Impact of hypothermia during craniosynostosis repair surgery
Abstract
Introduction: Hypotherrma is recognized as a risk factor for perioperative complications in paediatric patients. High surgical risk procedures serve as a model of exposure to that risk factor. In particular, surgical correction of craniosynostosis serves as a model for measuring the impact of hypothermia.
Objective: To assess hypothermia-related morbidity and mortality in paediatric patients taken to craniosynostosis correction.
Methodology: Historical cohort study of patients taken to craniosynostosis correction and exposed to hypothermia.

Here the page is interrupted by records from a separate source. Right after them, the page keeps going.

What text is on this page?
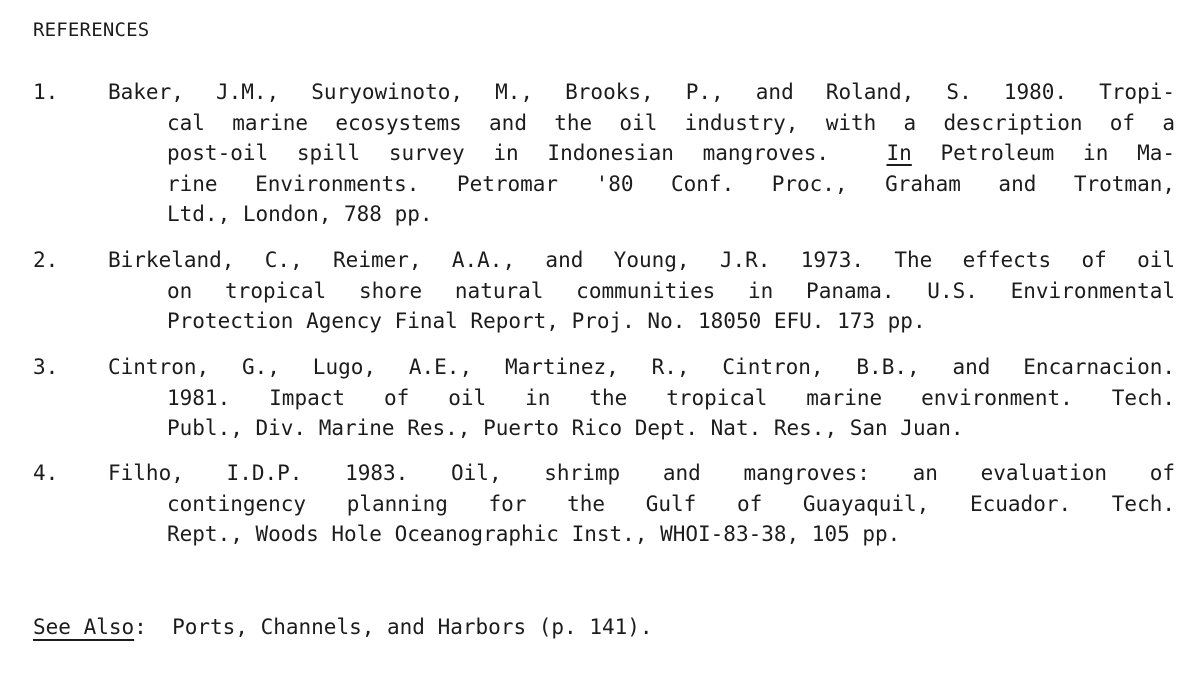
REFERENCES
1. Baker, J.M., Suryowinoto, M., Brooks, P., and Roland, S. 1980. Tropi-
cal marine ecosystems and the oil industry, with a description of a
post-oil spill survey in Indonesian mangroves.  In Petroleum in Ma-
rine Environments. Petromar '80 Conf. Proc., Graham and Trotman,
Ltd., London, 788 pp.
2. Birkeland, C., Reimer, A.A., and Young, J.R. 1973. The effects of oil
on tropical shore natural communities in Panama. U.S. Environmental
Protection Agency Final Report, Proj. No. 18050 EFU. 173 pp.
3. Cintron, G., Lugo, A.E., Martinez, R., Cintron, B.B., and Encarnacion.
1981. Impact of oil in the tropical marine environment. Tech.
Publ., Div. Marine Res., Puerto Rico Dept. Nat. Res., San Juan.
4. Filho, I.D.P. 1983. Oil, shrimp and mangroves: an evaluation of
contingency planning for the Gulf of Guayaquil, Ecuador. Tech.
Rept., Woods Hole Oceanographic Inst., WHOI-83-38, 105 pp.
See Also:  Ports, Channels, and Harbors (p. 141).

Results: With prior approval of the Ethics Committee of the institution, 54 records were included in the analysis. No statistically significant differences were found between hypothermia and its impact in terms of morbidity and mortality (death, major bleeding, massive haemorrhage massive transfusion, disseminated intravascular coagulation, need for vasopressor support, mechanical ventilation time and length of stay, including admission to the intensive care unit). A clinically significant increase in bleeding (severe and massive) and severe hypothermia was found (28.6% vs. 40% and 14.3% vs. 40%, respectively).
Conclusions: No statistical differences were found in terms of morbidity and mortality with severe hypothermia (and moderate/severe hypothermia).